【書籍化】もふもふ聖獣と今度こそ幸せになりたいのに、私を殺した王太子が溺愛MAXで迫ってきます
「ち、ちっ、違うわ!」

「そんなに動揺していたら自分だって言っているようなものじゃないか」

「きっ……気のせいじゃないかしら?」

「でも僕はシュネーの体が光っていると姉上の姿を見たよ?」

「……っ!」


フランチェスカはグッと唇を噛んで、テーブルに手をついてから勢いよく立ち上がった。
テーブルの上にある食器が擦れてガチャリと大きな音を立てる。実際に見られているとしたらもう言い訳はできない。となればフランチェスカのやることはただひとつである。
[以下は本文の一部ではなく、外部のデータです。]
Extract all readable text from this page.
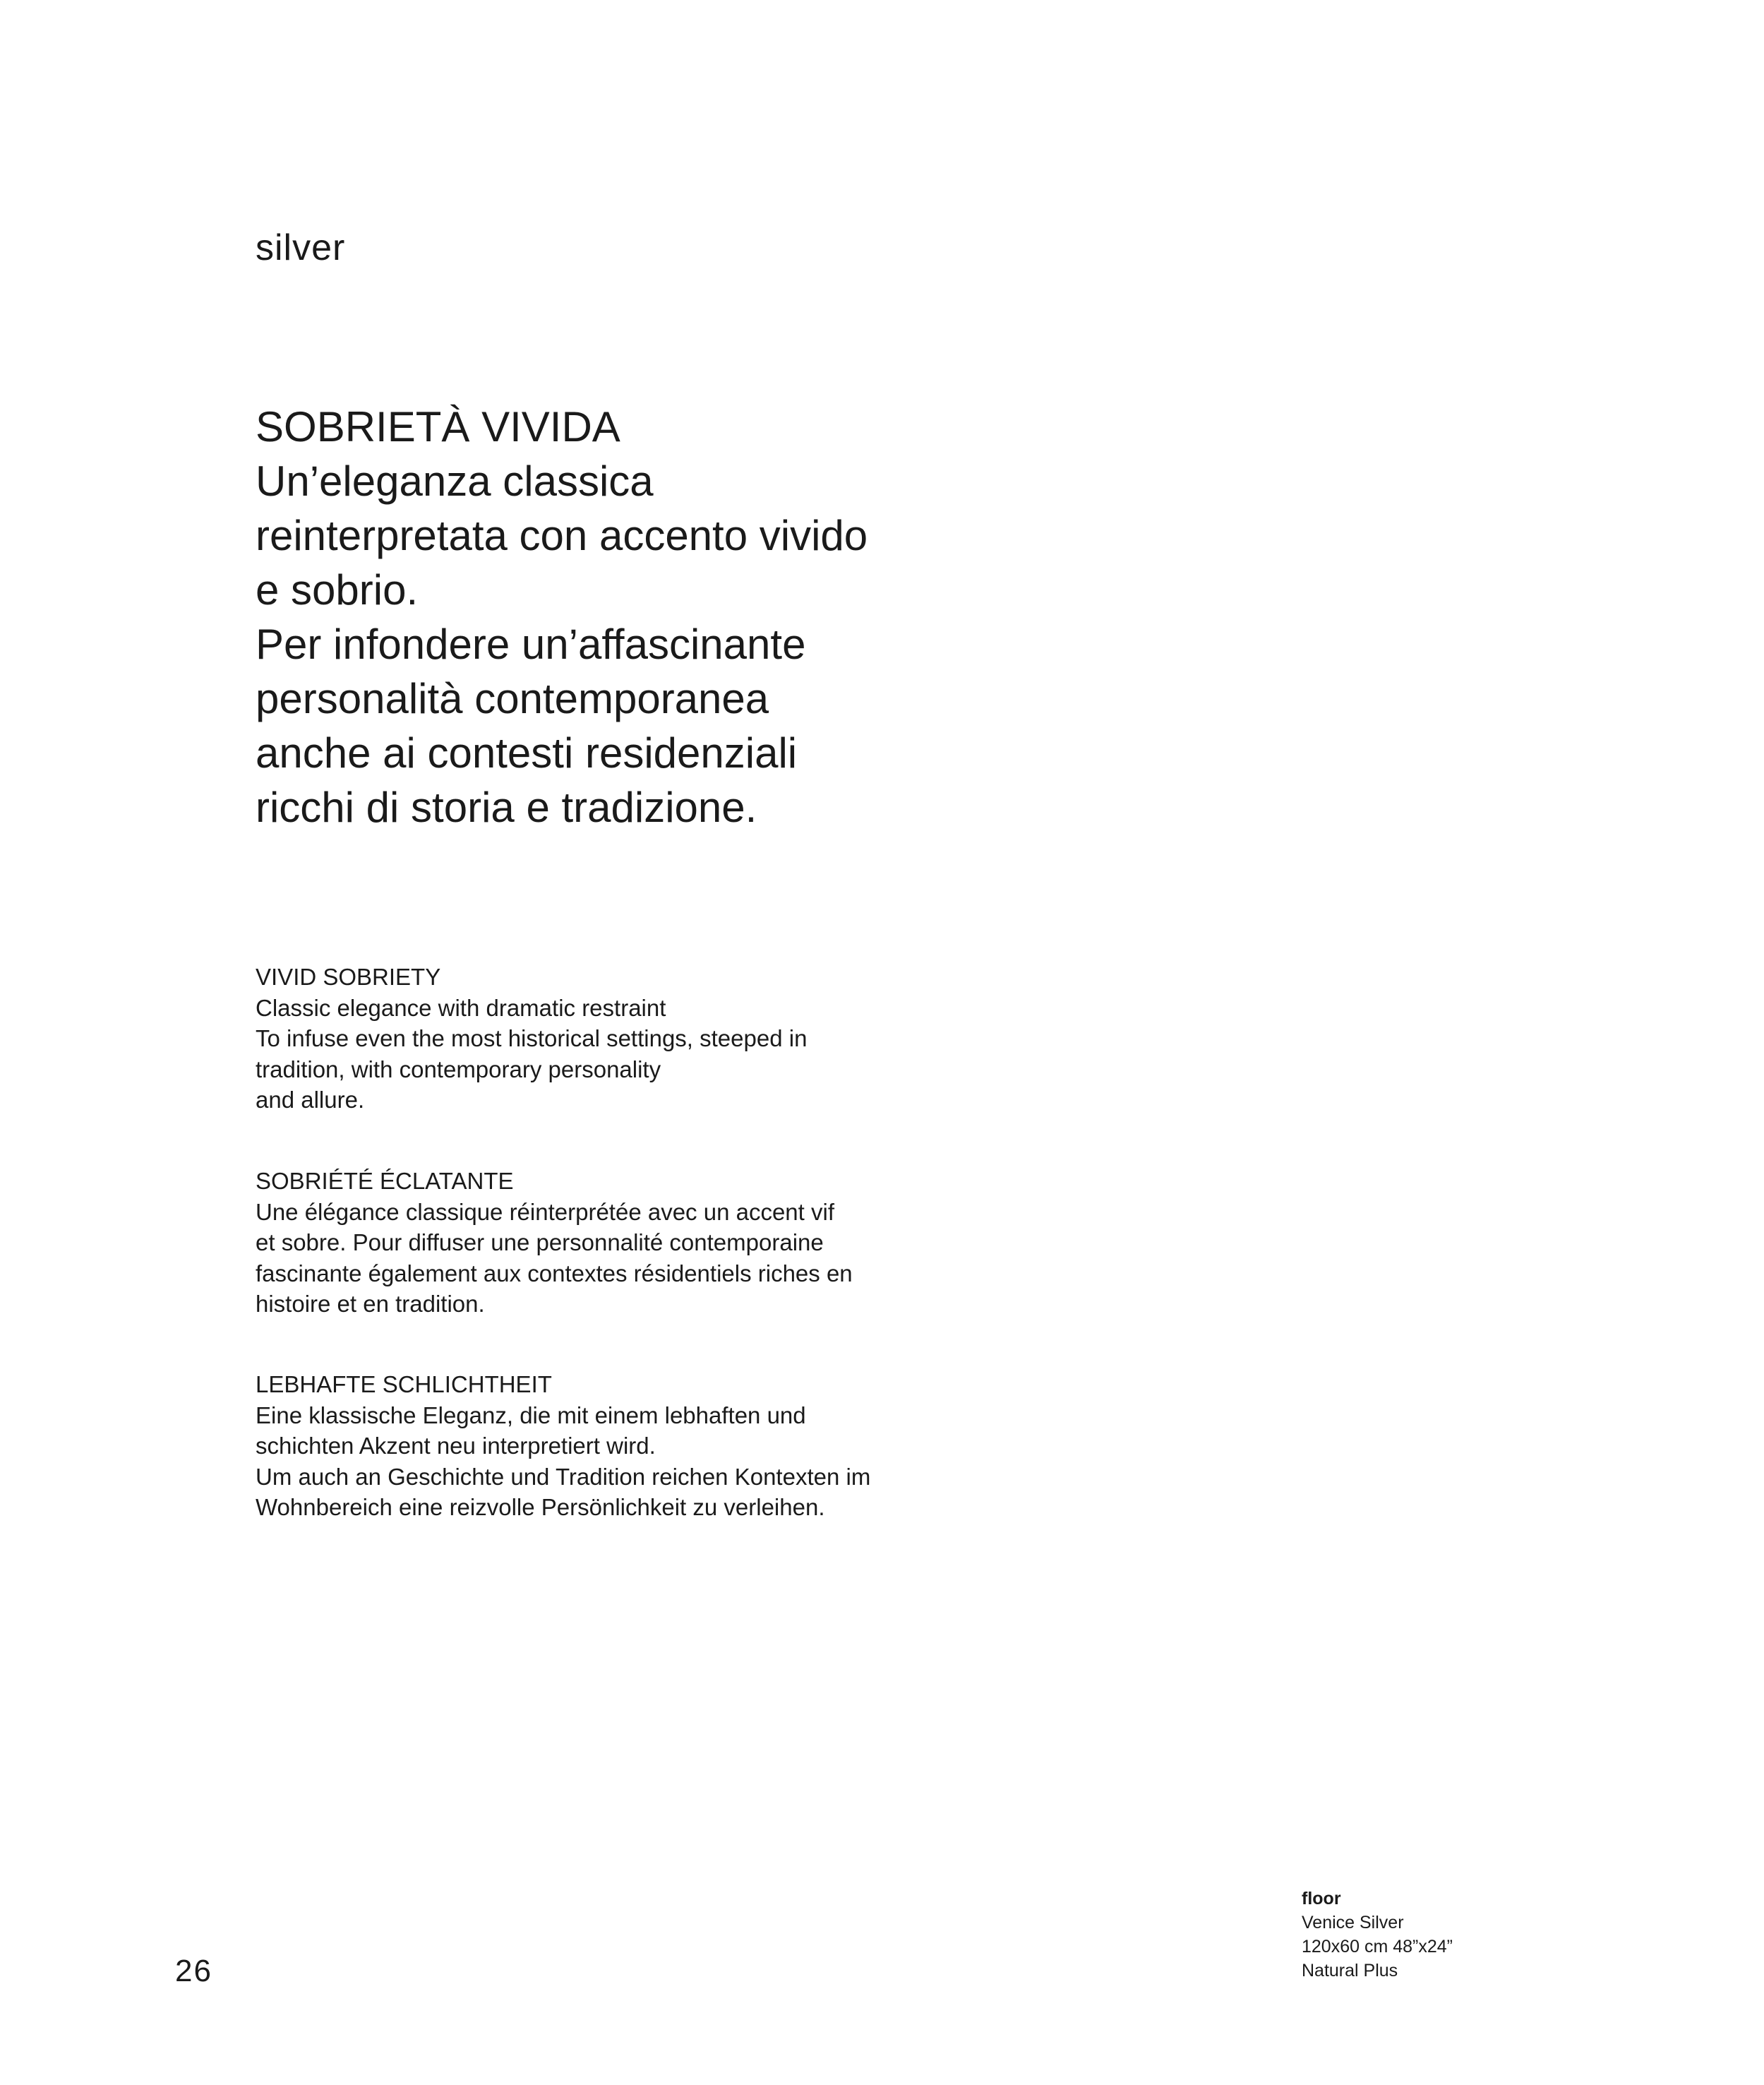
silver

SOBRIETÀ VIVIDA
Un’eleganza classica
reinterpretata con accento vivido
e sobrio.
Per infondere un’affascinante
personalità contemporanea
anche ai contesti residenziali
ricchi di storia e tradizione.

VIVID SOBRIETY
Classic elegance with dramatic restraint
To infuse even the most historical settings, steeped in
tradition, with contemporary personality
and allure.

SOBRIÉTÉ ÉCLATANTE
Une élégance classique réinterprétée avec un accent vif
et sobre. Pour diffuser une personnalité contemporaine
fascinante également aux contextes résidentiels riches en
histoire et en tradition.

LEBHAFTE SCHLICHTHEIT
Eine klassische Eleganz, die mit einem lebhaften und
schichten Akzent neu interpretiert wird.
Um auch an Geschichte und Tradition reichen Kontexten im
Wohnbereich eine reizvolle Persönlichkeit zu verleihen.

floor
Venice Silver
120x60 cm 48”x24”
Natural Plus

26
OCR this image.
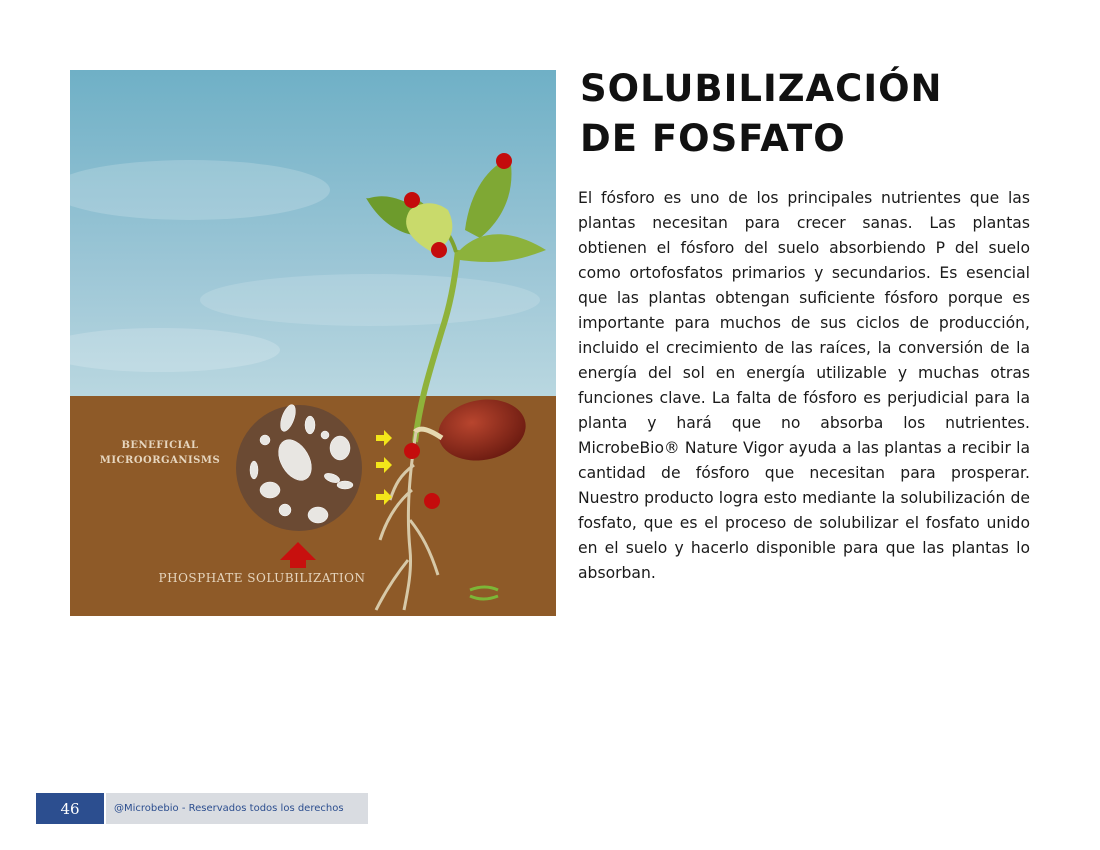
BENEFICIAL
MICROORGANISMS
PHOSPHATE SOLUBILIZATION
SOLUBILIZACIÓN
DE FOSFATO

El fósforo es uno de los principales nutrientes que las plantas necesitan para crecer sanas. Las plantas obtienen el fósforo del suelo absorbiendo P del suelo como ortofosfatos primarios y secundarios. Es esencial que las plantas obtengan suficiente fósforo porque es importante para muchos de sus ciclos de producción, incluido el crecimiento de las raíces, la conversión de la energía del sol en energía utilizable y muchas otras funciones clave. La falta de fósforo es perjudicial para la planta y hará que no absorba los nutrientes. MicrobeBio® Nature Vigor ayuda a las plantas a recibir la cantidad de fósforo que necesitan para prosperar. Nuestro producto logra esto mediante la solubilización de fosfato, que es el proceso de solubilizar el fosfato unido en el suelo y hacerlo disponible para que las plantas lo absorban.

46	@Microbebio - Reservados todos los derechos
「マラキ、お願いっ!このことは誰にも言わないで欲しいの。お父様やお母様にも内緒にして!」


マラキはマゼンタ色の瞳がフランチェスカを真っ直ぐに見つめながら首を傾げている。
聖獣が強い力を持つことは素晴らしいことで内密にする必要もない。
シュネーの力は強力で貴重なものだ。
病が治るならばどんなことをしてでも治したい……皆、そう思うだろ。

フランチェスカはそういう人達の欲望や必死に生にしがみつく姿を嫌という程、たくさん見てきたのだ。
人々に必要とされて、誰もが見せびらかしたいと思う力を内緒にして欲しいというフランチェスカを見て不思議に思うのは無理もないだろう。